After a legal battle lasting more than two years, the British man convicted for a joking comment on Twitter has had his conviction quashed.
We’ve previously covered various events in the case of Paul Chambers, so here’s a quick recap:
In January 2010 he heard that ongoing bad weather might delay his flight and tweeted: “Crap! Robin Hood airport is closed. You’ve got a week and a bit to get your shit together, otherwise I’m blowing the airport sky high!!” An airport official spotted the tweet and Chambers was arrested a week later.
In May 2010 he was convicted of breaching the Communications Act 2003 for sending an electronic message that was of a “menacing character.” Chambers pleaded guilty, having been wrongly advised that intent was illegally irrelevant for this offense.

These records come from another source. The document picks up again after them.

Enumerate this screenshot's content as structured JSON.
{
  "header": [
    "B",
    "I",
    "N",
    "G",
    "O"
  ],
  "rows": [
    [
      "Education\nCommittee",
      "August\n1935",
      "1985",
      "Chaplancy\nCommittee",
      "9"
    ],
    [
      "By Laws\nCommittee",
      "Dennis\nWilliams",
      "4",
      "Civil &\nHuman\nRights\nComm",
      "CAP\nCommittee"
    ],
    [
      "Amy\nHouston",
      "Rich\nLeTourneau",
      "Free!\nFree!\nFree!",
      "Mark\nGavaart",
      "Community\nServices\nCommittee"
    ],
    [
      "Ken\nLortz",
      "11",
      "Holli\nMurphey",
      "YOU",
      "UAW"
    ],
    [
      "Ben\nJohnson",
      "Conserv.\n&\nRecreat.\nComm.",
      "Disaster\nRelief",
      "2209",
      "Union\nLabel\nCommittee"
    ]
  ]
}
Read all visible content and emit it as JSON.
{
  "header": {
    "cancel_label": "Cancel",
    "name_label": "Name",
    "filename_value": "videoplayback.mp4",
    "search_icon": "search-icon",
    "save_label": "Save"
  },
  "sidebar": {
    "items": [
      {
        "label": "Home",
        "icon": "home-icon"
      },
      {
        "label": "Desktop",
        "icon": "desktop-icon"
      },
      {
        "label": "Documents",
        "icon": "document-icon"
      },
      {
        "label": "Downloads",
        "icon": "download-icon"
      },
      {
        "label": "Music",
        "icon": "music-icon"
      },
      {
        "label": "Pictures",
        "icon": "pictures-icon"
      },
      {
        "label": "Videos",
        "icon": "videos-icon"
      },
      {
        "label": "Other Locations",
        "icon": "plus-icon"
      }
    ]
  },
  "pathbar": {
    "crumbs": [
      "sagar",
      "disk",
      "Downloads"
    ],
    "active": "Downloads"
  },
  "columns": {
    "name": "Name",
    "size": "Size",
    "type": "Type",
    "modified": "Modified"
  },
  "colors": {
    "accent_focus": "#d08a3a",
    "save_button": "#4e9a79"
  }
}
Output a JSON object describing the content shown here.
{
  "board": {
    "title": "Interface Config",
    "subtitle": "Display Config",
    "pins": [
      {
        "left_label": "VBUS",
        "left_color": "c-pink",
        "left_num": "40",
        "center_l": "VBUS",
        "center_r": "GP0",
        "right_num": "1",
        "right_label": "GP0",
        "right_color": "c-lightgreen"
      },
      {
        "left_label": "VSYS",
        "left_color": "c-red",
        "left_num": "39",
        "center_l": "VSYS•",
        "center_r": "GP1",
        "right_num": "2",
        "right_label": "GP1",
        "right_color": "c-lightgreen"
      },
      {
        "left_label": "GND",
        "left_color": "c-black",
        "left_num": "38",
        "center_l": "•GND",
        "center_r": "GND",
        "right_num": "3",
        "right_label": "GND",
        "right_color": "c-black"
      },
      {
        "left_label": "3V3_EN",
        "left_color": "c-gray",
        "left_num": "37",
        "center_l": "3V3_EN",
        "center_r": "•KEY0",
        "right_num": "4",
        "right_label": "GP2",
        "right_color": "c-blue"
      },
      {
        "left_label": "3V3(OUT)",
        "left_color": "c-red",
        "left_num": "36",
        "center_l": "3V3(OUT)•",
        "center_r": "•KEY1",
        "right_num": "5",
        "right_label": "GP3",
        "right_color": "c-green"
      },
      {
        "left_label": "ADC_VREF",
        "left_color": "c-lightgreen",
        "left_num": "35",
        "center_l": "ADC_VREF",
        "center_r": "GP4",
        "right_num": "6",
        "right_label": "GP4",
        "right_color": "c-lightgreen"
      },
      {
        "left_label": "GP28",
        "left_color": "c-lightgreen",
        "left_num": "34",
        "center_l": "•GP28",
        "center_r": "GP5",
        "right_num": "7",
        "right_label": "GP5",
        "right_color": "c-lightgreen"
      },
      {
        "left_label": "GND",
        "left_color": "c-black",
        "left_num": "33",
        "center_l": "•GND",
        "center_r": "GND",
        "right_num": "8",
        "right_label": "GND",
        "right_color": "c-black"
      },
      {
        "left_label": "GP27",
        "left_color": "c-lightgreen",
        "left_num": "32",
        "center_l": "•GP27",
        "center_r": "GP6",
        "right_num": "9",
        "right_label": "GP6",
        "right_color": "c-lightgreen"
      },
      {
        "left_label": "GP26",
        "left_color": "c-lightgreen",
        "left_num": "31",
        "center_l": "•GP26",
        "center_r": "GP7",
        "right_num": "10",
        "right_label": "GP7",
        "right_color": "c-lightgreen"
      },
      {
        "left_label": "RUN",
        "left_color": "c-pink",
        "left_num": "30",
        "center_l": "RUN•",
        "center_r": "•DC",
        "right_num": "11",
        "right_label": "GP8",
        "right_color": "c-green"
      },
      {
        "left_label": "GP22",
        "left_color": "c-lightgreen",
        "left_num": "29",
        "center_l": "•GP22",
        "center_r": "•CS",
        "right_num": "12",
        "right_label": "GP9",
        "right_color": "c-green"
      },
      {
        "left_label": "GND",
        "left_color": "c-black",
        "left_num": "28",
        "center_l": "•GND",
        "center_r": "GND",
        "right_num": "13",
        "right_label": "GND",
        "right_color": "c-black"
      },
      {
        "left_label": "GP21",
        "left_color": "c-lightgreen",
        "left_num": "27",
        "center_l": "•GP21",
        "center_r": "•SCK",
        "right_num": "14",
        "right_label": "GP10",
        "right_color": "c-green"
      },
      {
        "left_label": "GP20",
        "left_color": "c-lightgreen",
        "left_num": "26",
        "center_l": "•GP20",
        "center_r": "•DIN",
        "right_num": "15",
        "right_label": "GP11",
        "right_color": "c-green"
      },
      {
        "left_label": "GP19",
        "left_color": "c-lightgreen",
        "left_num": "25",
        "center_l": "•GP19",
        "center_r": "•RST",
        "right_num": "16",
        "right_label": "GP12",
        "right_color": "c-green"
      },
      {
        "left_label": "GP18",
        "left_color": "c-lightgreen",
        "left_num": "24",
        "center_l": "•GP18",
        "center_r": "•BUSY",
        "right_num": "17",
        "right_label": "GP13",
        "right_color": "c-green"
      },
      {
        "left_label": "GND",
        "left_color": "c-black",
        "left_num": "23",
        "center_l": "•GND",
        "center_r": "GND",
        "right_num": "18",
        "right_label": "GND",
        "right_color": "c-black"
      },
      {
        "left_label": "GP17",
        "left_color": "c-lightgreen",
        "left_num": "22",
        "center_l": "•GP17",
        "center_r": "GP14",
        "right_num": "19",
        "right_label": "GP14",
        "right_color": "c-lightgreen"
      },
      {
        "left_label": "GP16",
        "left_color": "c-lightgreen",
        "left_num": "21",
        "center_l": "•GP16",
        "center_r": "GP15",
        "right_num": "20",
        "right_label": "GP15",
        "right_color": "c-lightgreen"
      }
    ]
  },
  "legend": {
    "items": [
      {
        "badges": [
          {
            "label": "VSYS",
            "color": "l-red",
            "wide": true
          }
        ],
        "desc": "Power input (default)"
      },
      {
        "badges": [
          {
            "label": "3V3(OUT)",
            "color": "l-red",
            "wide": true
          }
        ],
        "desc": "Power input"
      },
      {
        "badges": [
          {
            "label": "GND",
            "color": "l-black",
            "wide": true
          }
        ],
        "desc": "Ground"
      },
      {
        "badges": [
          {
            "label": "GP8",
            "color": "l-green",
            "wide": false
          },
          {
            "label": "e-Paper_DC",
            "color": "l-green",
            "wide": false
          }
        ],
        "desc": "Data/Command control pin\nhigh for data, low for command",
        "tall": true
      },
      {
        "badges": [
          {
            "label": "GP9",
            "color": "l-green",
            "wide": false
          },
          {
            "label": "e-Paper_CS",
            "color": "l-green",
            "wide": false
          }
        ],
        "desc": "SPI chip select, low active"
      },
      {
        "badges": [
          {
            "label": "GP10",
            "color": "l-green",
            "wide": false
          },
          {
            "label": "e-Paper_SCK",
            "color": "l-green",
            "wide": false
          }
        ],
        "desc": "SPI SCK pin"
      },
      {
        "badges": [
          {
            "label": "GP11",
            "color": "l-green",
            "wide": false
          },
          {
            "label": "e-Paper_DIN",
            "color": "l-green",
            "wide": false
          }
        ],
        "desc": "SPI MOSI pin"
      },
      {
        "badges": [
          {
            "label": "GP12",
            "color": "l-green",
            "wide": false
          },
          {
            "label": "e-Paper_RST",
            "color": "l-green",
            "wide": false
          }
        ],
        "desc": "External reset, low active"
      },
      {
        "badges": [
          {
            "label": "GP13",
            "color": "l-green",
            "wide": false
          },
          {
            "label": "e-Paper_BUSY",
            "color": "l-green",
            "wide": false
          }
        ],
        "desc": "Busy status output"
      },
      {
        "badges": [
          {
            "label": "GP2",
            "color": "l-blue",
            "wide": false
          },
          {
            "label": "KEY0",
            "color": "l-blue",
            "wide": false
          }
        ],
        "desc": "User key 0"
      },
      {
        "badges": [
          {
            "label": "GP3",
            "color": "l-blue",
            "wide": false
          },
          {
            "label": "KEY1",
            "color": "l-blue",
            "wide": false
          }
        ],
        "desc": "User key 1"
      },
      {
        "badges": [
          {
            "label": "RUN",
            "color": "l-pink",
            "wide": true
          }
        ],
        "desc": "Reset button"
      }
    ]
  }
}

He was fined a total of just under £1,000 (approx $US1,600) including costs and later lost his job.
In November 2010 a judge rejected an appeal made on the basis of fact, ruling the tweet was “obviously menacing” and thus an intentional breach of the law.
In February 2012, a higher court heard an appeal made on the basis of two points of law: whether the judge had fairly interpreted the law when determining if the message was menacing, and how the law should take effect with social media. After the two judges assigned to the case were split in their verdict, the case was sent to a fresh appeal with a panel of three judges.
Today that panel formally overturned the conviction, ruling that the law’s reference to a “menacing” tweet should be interpreted with much more weight given to context:
If the person or persons who receive or read [the message] or may reasonably be expected to receive, or read it, would brush it aside as a silly joke, or a joke in bad taste, or empty bombastic or ridiculous banter, then it would be a contradiction in terms to describe it as a message of a menacing character…
We have concluded that, on an objective assessment, the decision of the crown court that this ‘tweet’ constituted or included a message of a menacing character was not open to it.
(The second sentence effectively means that the only legally correct verdict in the original case should have been an acquittal, rather than the case being a matter of judgment.)
The Crown Prosecution Service, the British equivalent of a district attorney’s office, says it accepts the verdict and will not launch its own appeal. That means the case is officially over.